Mustafapaşa için özveriyle çalışıyor

Osiana Hotel’in beni mest eden en önemli yanı, taş mimarisi ve tarihi ambiyansı. Elbette mutfağı da çok başarılı. Eşsiz lezzetler sundular, mutfak sorumlularının ellerine sağlık. 9 odalı, sakin, nezih bir ortama sahip. Odalar özel mimari stillerle dekore edilmiş. Gerçekten özel hissediyorsunuz. SPA, açık büfe kahvaltı ve Mustafapaşa şehir merkezine yürüme mesafesinde. Ben bütün gün gezip, akşam otelin verdiği konforla harika vakit geçirdim. Tüm çalışanlara ve yönetime teşekkür ediyorum.

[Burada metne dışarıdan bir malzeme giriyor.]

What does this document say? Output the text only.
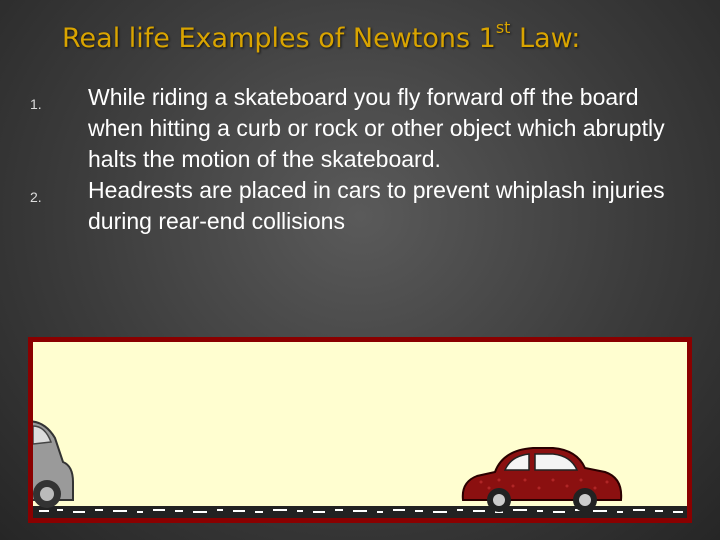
Real life Examples of Newtons 1st Law:
1. While riding a skateboard you fly forward off the board when hitting a curb or rock or other object which abruptly halts the motion of the skateboard.
2. Headrests are placed in cars to prevent whiplash injuries during rear-end collisions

Bu yaz ne yaptın diyenlere ‚Mustafapaşa’yı gezdim‘ dediğimde hafife alanlar oldu. Bir deniz tatili değil, kültür gezisiydi. Ve son yıllarda yaptığım en güzel gezilerden biriydi. Beni anlayabilmeniz için Mustafapaşa’yı görmeniz, kalmanız, tatmanız gerek!